The centre’s vacant caretaker’s suite was also renovated and the space served as the test case for the park board’s artist in residence program, which has since spread to seven locations.

But 62-year-old Daum, who remembers the old farmhouse, stone walls, greenhouses and cows that occupied the land where Moberly Arts and Cultural Centre stands, says that because of its location, the arts centre isn’t well known.

The centre, which includes a black box theatre, a sprung floor and a kitchen and is perched on the corner of a large swathe of leafy green in the middle of a residential area, is a revelation to anyone not familiar with the area.

But it was once a home away from home for Holmes. He and his wife, Norma, celebrated their 50th wedding anniversary there in 2005 and an artistic depiction of the couple is featured on a tile on one the walls. The community and an artist in residence created the tiles.

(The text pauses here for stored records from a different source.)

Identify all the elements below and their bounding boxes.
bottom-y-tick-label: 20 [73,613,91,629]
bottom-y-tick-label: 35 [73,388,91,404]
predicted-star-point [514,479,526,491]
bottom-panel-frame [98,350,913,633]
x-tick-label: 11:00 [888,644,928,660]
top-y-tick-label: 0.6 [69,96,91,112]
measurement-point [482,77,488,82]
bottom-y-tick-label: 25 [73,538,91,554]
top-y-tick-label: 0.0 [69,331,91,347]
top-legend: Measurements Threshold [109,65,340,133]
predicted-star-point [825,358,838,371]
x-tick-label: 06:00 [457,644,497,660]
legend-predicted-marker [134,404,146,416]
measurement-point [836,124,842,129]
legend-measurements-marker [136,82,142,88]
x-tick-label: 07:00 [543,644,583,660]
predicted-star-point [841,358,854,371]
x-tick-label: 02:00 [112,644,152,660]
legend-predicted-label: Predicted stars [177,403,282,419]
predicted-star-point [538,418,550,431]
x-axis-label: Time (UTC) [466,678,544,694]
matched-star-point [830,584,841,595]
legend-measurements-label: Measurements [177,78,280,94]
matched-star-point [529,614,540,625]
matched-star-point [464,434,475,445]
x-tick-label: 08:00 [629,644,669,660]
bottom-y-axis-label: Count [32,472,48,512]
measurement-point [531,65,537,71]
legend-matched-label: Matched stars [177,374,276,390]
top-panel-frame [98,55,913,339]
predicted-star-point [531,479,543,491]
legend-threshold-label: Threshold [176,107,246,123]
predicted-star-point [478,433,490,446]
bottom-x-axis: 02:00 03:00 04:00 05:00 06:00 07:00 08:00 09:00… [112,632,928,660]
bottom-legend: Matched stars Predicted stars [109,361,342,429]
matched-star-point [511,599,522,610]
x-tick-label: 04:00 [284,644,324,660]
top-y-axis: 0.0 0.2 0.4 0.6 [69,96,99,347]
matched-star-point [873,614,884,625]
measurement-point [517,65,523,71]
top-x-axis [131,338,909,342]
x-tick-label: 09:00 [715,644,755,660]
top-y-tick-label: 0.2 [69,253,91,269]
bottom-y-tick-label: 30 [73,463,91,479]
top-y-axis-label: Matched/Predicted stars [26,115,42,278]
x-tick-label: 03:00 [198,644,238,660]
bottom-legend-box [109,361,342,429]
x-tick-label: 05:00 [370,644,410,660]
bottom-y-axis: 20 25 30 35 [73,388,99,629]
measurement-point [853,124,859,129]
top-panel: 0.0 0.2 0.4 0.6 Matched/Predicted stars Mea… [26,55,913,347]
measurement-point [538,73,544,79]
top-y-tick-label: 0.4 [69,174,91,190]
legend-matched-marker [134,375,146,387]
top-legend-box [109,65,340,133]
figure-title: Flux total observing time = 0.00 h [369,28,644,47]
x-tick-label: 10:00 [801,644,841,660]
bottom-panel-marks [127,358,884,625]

Holmes doesn’t get to Moberly as often as he would like, but he returns for the annual university and college big band day and special functions.

Seeing arts programmer Danita Noyes sparked a fond memory for him, Tuesday afternoon.

About a decade ago, a passerby heard music coming from the building, stopped and knocked. Holmes said when Noyes asked the stranger what he wanted, the man said he wanted a dance. So they did.

Daum credits community members with creating magical moments like that.

“This place would never have existed without the community going out and knocking on doors,” Holmes added.